Au Québec, de nombreuses coopératives sont exploitées à des fins non lucratives. Il s’agit en majorité de coopératives de solidarité. On les retrouve principalement dans les secteurs de la santé et des services sociaux, des services marchands de proximité, du partage d’outils, des loisirs, des arts et de la culture.
L’Agence du revenu du Canada considère que l’expression « cercle ou association » de l’alinéa 149(1)l)1 de la LIR est suffisamment large pour inclure une société (personne morale ou compagnie)2. Ainsi, les coopératives qui s’interdisent dans leurs règlements de régie interne de verser des intérêts sur les parts privilégiées et des ristournes à leurs membres, respectent l’article 149 de la LIR et peuvent être considérées comme étant des entreprises à but non lucratif aux fins de l’impôt et à ce titre être exemptées de l’impôt.
Les coopératives à but non lucratif peuvent perdre ce privilège d’être exemptées d’impôt si les surplus accumulés dépassent les ressources dont la coopérative a besoin pour remplir adéquatement ses objectifs et qu’elle a acquis des biens ne servant pas dans le cadre de ses objectifs (par exemple un placement à long terme)3.
De plus, une coopérative à but non lucratif perdra son statut de société exemptée de l’impôt sur le revenu si :
- une partie de ses revenus est versée au propriétaire ou à l’un de ses membres pendant l’exploitation, ou à la suite de la dissolution ou de la fusion de la coopérative;
- une partie de ses revenus est mise à la disposition de ses membres;
- les salaires, les traitements, les rémunérations ou les honoraires payés aux membres ne sont pas raisonnables et ne correspondent pas à ceux qui seraient versés à des personnes non liées;
- les montants versés pour des dépenses engagées au moment de leur participation à des congrès ou rencontres ne sont pas justifiés, c’est-à-dire dans la mesure où la participation à ces congrès ne sert pas les objectifs de la coopérative;
- la coopérative est considérée comme poursuivant un objectif de profit parce qu’elle est incapable d’exercer ses activités sans but lucratif en l’absence de ses activités rentables, par exemple :
- elle réalise intentionnellement un bénéfice dans l’objectif de générer des revenus qui serviront à des projets d’immobilisations, plutôt que simplement accumuler une partie des cotisations des membres4;
- les activités non lucratives sont financées par le revenu de placements provenant d’un don important reçu en argent5.
Également, il vaut mieux faire l’analyse dès la constitution de la coopérative, car le changement de statut subséquent laisse sous-entendre aux autorités fiscales que l’objectif n’était pas à but non lucratif dès le départ.
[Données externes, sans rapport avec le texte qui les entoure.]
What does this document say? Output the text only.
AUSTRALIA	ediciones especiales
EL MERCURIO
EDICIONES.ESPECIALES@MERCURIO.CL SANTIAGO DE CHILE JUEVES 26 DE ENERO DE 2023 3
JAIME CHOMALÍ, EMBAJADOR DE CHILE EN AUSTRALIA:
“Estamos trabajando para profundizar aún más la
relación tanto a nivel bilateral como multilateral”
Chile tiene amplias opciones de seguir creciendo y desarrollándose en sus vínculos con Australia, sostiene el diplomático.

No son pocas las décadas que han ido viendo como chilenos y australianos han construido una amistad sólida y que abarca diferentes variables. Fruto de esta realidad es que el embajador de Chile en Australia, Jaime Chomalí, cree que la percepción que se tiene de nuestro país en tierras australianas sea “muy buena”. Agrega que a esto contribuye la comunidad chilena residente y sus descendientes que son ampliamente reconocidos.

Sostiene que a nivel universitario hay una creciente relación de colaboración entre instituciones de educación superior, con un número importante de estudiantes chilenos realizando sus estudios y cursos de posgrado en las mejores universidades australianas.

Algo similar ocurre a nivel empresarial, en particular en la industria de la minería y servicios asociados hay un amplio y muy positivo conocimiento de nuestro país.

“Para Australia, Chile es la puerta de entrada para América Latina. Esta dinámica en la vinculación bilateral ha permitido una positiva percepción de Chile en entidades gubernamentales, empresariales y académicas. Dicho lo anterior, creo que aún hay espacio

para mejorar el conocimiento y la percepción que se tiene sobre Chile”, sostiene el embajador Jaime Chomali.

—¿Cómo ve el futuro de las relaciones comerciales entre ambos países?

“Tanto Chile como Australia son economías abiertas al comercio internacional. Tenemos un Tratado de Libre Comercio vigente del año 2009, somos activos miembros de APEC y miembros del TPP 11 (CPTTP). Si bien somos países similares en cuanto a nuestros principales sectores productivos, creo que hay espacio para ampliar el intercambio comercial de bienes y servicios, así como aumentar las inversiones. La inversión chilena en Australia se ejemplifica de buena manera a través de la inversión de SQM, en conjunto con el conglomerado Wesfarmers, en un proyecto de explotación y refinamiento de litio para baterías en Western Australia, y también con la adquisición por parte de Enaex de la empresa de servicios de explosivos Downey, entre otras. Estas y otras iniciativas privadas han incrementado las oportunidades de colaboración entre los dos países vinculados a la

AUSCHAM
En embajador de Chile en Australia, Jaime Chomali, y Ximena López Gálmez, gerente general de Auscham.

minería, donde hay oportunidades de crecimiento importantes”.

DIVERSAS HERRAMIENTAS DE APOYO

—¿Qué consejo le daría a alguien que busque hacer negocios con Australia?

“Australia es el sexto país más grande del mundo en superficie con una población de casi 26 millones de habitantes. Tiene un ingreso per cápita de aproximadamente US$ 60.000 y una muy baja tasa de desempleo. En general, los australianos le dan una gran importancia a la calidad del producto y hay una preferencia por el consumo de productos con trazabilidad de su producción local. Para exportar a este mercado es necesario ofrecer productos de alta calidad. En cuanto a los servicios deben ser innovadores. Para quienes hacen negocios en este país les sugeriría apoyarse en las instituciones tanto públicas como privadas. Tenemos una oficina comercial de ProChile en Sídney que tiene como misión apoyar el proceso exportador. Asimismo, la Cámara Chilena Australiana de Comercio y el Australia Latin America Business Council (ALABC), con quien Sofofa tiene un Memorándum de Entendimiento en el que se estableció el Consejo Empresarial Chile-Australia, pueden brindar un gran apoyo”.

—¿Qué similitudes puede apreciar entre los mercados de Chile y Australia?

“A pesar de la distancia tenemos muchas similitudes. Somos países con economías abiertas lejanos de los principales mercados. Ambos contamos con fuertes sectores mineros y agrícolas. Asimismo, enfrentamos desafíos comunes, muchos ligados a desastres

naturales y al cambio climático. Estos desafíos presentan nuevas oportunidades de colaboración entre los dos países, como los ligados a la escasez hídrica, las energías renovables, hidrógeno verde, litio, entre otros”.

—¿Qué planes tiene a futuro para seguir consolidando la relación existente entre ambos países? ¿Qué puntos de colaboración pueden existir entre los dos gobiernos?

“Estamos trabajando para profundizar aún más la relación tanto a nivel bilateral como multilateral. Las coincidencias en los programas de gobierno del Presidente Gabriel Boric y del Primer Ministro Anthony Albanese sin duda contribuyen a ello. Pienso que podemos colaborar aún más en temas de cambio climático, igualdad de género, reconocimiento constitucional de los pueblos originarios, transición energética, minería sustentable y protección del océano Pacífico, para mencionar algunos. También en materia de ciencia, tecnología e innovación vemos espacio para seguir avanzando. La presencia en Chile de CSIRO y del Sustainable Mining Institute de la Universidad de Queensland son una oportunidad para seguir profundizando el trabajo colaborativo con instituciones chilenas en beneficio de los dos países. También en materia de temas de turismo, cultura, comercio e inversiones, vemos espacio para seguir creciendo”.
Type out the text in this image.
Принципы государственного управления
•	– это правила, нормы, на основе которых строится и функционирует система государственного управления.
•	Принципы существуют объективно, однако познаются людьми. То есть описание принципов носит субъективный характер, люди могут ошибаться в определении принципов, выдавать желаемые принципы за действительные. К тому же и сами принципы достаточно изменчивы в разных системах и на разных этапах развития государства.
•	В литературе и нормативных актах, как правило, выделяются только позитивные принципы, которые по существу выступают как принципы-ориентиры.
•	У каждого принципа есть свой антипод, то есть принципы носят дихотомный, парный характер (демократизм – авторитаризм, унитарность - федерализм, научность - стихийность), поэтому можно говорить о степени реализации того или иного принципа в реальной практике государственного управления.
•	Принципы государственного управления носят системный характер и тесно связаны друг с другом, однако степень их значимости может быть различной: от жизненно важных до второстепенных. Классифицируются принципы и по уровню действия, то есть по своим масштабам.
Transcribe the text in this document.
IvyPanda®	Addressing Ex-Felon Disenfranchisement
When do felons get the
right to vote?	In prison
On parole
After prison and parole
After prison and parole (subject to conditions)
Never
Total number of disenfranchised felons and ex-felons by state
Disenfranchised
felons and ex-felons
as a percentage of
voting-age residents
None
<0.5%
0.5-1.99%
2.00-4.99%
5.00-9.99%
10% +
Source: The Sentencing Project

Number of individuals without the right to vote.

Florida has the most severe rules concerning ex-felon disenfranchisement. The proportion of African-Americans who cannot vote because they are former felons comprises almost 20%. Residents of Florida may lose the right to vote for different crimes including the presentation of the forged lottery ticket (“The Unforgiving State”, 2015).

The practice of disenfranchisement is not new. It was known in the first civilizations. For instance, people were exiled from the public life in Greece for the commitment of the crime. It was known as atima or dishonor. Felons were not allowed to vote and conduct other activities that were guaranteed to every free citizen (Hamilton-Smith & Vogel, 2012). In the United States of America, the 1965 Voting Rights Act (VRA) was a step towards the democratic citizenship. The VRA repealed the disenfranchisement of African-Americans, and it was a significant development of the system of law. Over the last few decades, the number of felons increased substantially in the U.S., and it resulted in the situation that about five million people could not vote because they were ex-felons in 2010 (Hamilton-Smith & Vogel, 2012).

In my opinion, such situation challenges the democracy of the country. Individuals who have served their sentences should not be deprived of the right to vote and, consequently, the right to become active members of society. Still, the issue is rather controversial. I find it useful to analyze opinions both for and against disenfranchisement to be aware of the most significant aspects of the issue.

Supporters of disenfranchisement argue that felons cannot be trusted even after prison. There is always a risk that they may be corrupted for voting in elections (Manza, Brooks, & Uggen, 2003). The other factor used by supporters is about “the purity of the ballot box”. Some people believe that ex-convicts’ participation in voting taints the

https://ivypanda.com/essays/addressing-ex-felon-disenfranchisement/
La Coop publicitaire des concessionnaires Chrysler Jeep Dodge du Québec a toutefois gagné sa cause contre l’Agence du Revenu du Québec en 2016. Elle avait omis de déclarer qu’elle était un organisme à but non lucratif pour les années 2007 et 2008 et a revendiqué ce statut après s’être fait refuser un report de pertes pour ces deux années6.
Du côté de la Loi sur les impôts du Québec (LI), l’article 9967 prévoit des dispositions similaires à l’alinéa 149(1)l) de la LIR pour déterminer si la coopérative est exemptée ou non de payer l’impôt sur le revenu du Québec. L’exemption de l’impôt sur le revenu provincial peut également ne pas être reconduite l’année subséquente si les objectifs de la coopérative ont été modifiés ou ses activités n’ont pas été exercées selon les objectifs pour lesquels elle a été créée.
La détermination du statut de coopérative à but non lucratif est une question de faits. Il est donc très important de documenter adéquatement les activités de la coopérative, l’analyse et la conclusion qui lui permet de profiter des exemptions d’impôts. Il est également nécessaire de suivre attentivement l’évolution des activités, des projets et de la position des autorités fiscales à ce sujet pour s’assurer du bon traitement fiscal à appliquer. Même si ces coopératives sont exemptées d’impôt, les déclarations d’impôts devraient en tout temps être produites dans les délais afin de leur éviter de mauvaises surprises (impôt à payer, intérêts et pénalités de retard de production) au cas où les autorités fiscales contesteraient l’admissibilité à l’exemption d’impôt.
À propos des autrices
Charlie Plante, MBA, CPA
Cheffe de pratique en finance, Coopérative de développement régional du Québec
Membre du groupe de travail sur les coopératives de l’Ordre des CPA du Québec
Avec la collaboration de :
Stéphanie Faucher, M. Fisc., CPA
Conseillère principale, Fiscalité, Ordre des CPA du Québec
Membre du groupe de travail technique sur la fiscalité et les taxes à la consommation de l’Ordre des CPA du Québec
Sources
1 L’alinéa 149(1)l) de la LIR indique « Aucun impôt n’est payable […] pour la période où cette personne était : » « […] un cercle ou une association qui, de l’avis du ministre, n’est pas un organisme de bienfaisance au sens du paragraphe 149.1(1) de la LIR et qui est constitué et administré uniquement pour s’assurer du bien-être social, des améliorations locales, s’occuper des loisirs ou fournir des divertissements, ou exercer toute autre activité non lucrative et dont aucun revenu n’est payable à un propriétaire, à un membre ou un actionnaire, ou ne peut par ailleurs servir au profit personnel de ceux-ci, sauf si le propriétaire, le membre ou l’actionnaire était un cercle ou une association dont le but premier et la fonction étaient de promouvoir le sport amateur au Canada ».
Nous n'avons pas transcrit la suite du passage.